Mine are Appaloosa, Paint, Quarter horse, Kiger mustang, and the Nokota horse 
Oh and also Gypsy Vanners


----------



## Nokotaheaven (Apr 11, 2012)

AND Lustianos and Andalusians


----------



## FrostedLilly (Nov 4, 2012)

I've always been a die hard for Arabs and Arab crosses. I started riding at an Arab stable, we bought our first horse from that stable and the trend has continued since then.

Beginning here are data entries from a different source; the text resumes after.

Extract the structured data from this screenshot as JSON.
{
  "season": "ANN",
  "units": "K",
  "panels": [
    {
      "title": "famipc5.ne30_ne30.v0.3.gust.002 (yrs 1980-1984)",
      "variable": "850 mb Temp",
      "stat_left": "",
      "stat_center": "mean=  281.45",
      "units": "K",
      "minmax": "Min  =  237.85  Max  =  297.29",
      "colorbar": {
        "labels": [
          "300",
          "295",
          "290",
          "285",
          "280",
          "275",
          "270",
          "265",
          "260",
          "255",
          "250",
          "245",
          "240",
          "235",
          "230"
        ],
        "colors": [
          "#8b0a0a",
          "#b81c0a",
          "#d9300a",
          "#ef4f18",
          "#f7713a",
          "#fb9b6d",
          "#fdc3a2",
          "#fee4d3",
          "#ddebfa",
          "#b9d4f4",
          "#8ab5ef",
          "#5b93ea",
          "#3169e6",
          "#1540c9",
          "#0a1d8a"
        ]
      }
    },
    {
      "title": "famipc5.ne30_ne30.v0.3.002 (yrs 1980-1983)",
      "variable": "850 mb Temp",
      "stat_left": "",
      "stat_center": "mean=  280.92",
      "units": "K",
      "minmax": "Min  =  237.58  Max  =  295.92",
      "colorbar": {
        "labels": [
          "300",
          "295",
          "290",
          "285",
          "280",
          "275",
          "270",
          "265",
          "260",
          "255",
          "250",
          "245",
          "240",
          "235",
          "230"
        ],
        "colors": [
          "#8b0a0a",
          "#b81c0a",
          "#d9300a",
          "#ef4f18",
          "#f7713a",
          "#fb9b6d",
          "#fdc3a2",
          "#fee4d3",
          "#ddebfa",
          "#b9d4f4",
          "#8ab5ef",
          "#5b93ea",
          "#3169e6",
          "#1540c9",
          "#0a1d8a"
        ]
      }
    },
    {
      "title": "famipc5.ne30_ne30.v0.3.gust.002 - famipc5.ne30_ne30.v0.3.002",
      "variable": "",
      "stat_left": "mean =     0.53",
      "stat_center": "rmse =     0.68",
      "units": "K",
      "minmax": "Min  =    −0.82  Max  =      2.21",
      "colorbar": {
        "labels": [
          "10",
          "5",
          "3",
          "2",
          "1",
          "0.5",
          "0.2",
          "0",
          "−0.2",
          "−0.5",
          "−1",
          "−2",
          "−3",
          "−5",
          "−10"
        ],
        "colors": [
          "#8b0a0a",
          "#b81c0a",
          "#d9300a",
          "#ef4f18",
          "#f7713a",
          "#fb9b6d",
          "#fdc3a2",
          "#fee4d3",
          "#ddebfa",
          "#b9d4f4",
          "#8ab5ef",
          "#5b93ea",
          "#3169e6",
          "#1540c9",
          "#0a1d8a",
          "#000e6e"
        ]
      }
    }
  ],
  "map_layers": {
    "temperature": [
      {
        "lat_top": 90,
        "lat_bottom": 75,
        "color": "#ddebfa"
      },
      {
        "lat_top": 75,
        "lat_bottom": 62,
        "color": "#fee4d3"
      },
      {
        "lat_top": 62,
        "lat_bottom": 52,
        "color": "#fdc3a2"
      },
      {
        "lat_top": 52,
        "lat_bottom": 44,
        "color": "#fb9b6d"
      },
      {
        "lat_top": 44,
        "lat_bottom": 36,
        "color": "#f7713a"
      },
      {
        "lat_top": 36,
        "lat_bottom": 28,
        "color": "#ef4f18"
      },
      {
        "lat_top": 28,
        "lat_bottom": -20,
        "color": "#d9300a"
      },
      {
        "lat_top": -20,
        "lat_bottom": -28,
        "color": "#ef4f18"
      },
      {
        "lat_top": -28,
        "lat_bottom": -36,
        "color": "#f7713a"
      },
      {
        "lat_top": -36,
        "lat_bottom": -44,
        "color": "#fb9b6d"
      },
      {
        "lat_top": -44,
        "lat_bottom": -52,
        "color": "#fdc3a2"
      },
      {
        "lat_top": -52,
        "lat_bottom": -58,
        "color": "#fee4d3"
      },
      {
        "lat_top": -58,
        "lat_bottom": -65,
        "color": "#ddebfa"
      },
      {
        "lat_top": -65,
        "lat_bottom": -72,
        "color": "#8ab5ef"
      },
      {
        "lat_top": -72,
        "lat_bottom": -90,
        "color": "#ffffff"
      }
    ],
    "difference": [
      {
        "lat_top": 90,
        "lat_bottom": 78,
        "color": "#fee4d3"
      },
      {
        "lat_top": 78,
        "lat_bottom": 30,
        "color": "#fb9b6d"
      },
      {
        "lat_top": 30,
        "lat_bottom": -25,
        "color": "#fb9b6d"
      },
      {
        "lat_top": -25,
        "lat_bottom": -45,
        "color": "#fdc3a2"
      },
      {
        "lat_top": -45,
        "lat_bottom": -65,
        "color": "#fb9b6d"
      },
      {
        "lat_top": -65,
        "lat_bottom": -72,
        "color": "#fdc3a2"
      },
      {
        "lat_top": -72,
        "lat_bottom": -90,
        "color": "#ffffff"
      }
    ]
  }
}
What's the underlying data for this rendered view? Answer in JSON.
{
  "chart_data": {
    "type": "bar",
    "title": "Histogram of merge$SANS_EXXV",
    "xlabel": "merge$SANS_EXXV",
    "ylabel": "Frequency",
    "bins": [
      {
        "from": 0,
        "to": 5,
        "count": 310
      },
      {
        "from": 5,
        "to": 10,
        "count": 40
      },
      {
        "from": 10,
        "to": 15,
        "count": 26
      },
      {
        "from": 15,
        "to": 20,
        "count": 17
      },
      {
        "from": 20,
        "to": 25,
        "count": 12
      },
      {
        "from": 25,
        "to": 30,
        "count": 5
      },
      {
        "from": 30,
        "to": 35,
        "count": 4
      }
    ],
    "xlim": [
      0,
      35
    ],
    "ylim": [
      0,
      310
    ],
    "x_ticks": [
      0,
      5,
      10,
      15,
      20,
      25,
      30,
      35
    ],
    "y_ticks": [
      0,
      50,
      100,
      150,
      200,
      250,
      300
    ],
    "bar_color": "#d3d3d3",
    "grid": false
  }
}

Although, if it is a good solid, willing mount, I'll take any breed if it means I can ride!


----------



## Lokenzo (Jan 16, 2013)

Friesians!! Oh, and the German Warmblood breeds in particular the Oldenburg and Hanovarian.


----------



## HorseLovinLady (Jul 18, 2011)

Mine are as follows, Paints, Qh's, Appys, and Percherons.


----------



## gogaited (Oct 8, 2012)

Tennessee Walking Horses


----------



## TheAQHAGirl (Aug 10, 2012)

I can't choose! 

Mainly AQHA but I also LOVE Arabians and Fjords!


----------



## Adenfire (Dec 2, 2010)

my favorites would have to be Miniatures/American shetland ponies...but I've developed a special love of Fjords there's just something about their attitude that just appeals to me LOL...Oh and OLD school, chunky cattle bred, hammer headed QH...don't ask me why...I just love them


----------